Fastenzeit

Alljährlich geht sie im Rhythmus des Kirchenjahres dahin, die wogende, tobende, brausende Karnevals- oder je nach Region Faschings- oder Fassenachts-Zeit. Sie hat viele Menschen andere eher belastende Zeitqualitäten vergessen lassen. Sie sind untergegangen im Trubel des ausufernden Hier-und-Jetzt, das es einmal im Jahr zulässt, eine kleine Dosis von „eigentlich bin ich ganz anders, nur komm‘ ich so selten dazu“-Augenblicken zu praktizieren. So gesehen ist diese Zeit ein Biotop für all jenes, was sonst in den Bereich unserer nicht nur zeitlichen Sehnsüchte verwiesen wird. Ausgenommen des Verzichts versteht sich – es sei denn des Verzichts auf Ruhe- und Schlafzeiten. Exzess und Befreiung ist angesagt – jedenfalls kann man und frau ja mal so tun als ob.

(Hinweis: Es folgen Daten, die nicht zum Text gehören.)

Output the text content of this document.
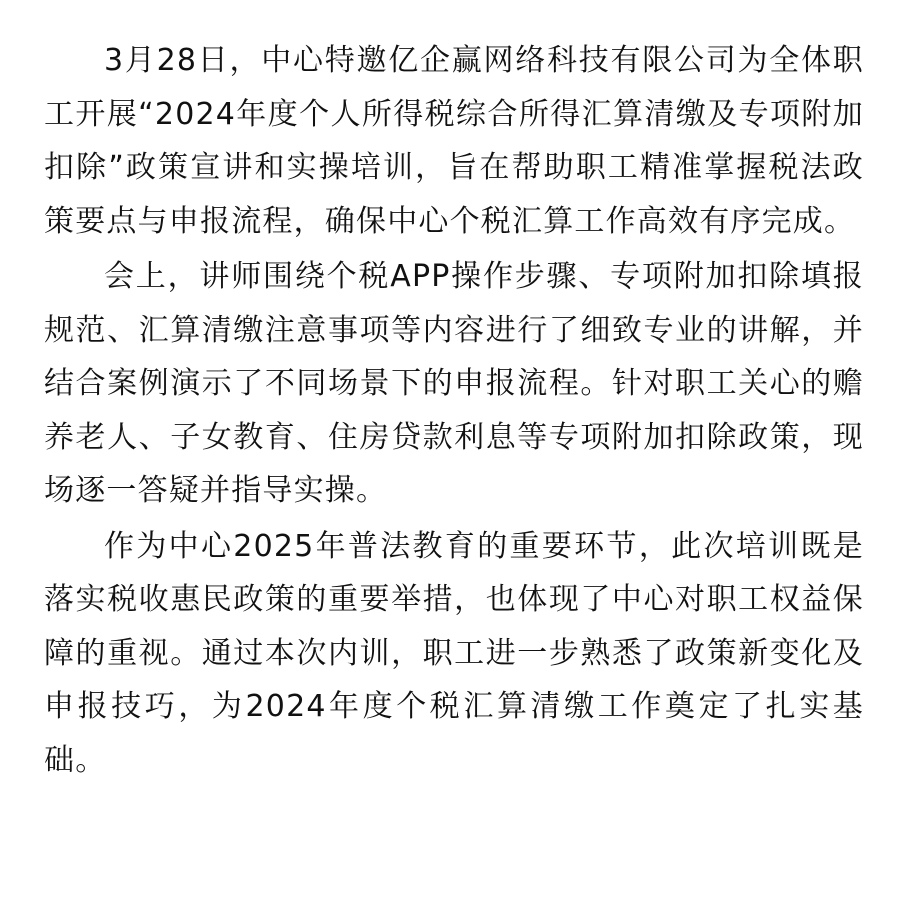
3月28日，中心特邀亿企赢网络科技有限公司为全体职工开展“2024年度个人所得税综合所得汇算清缴及专项附加扣除”政策宣讲和实操培训，旨在帮助职工精准掌握税法政策要点与申报流程，确保中心个税汇算工作高效有序完成。

会上，讲师围绕个税APP操作步骤、专项附加扣除填报规范、汇算清缴注意事项等内容进行了细致专业的讲解，并结合案例演示了不同场景下的申报流程。针对职工关心的赡养老人、子女教育、住房贷款利息等专项附加扣除政策，现场逐一答疑并指导实操。

作为中心2025年普法教育的重要环节，此次培训既是落实税收惠民政策的重要举措，也体现了中心对职工权益保障的重视。通过本次内训，职工进一步熟悉了政策新变化及申报技巧，为2024年度个税汇算清缴工作奠定了扎实基础。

Damit ist jetzt erst mal Schluss.

Was kommt, das ist die Fasten-Zeit. Zeit des selbst auferlegten Verzichts. Zeit der Reduktion, Zeit des Weglassens und der Besinnung auf das Wesentliche. Zeit der Reinigung und Zeit für Abstinenz und Begrenzung. Es lebe die Differenz der in diesen Tagen möglichen Zeiterfahrungen. Einer zeitlich ausufernden satten Genusssymphonie der Andersartigkeit steht nun eine zeitlich beschränkte und beschränkende, streng angelegte Kunst der Fuge gegenüber. Festlegung auf ein einfaches Motiv, das dann stetig und kontinuierlich weitergetragen und sich wiederholend, strengen Regeln folgend ein feinsinniges Kunstwerk und -gefühl entstehen lässt.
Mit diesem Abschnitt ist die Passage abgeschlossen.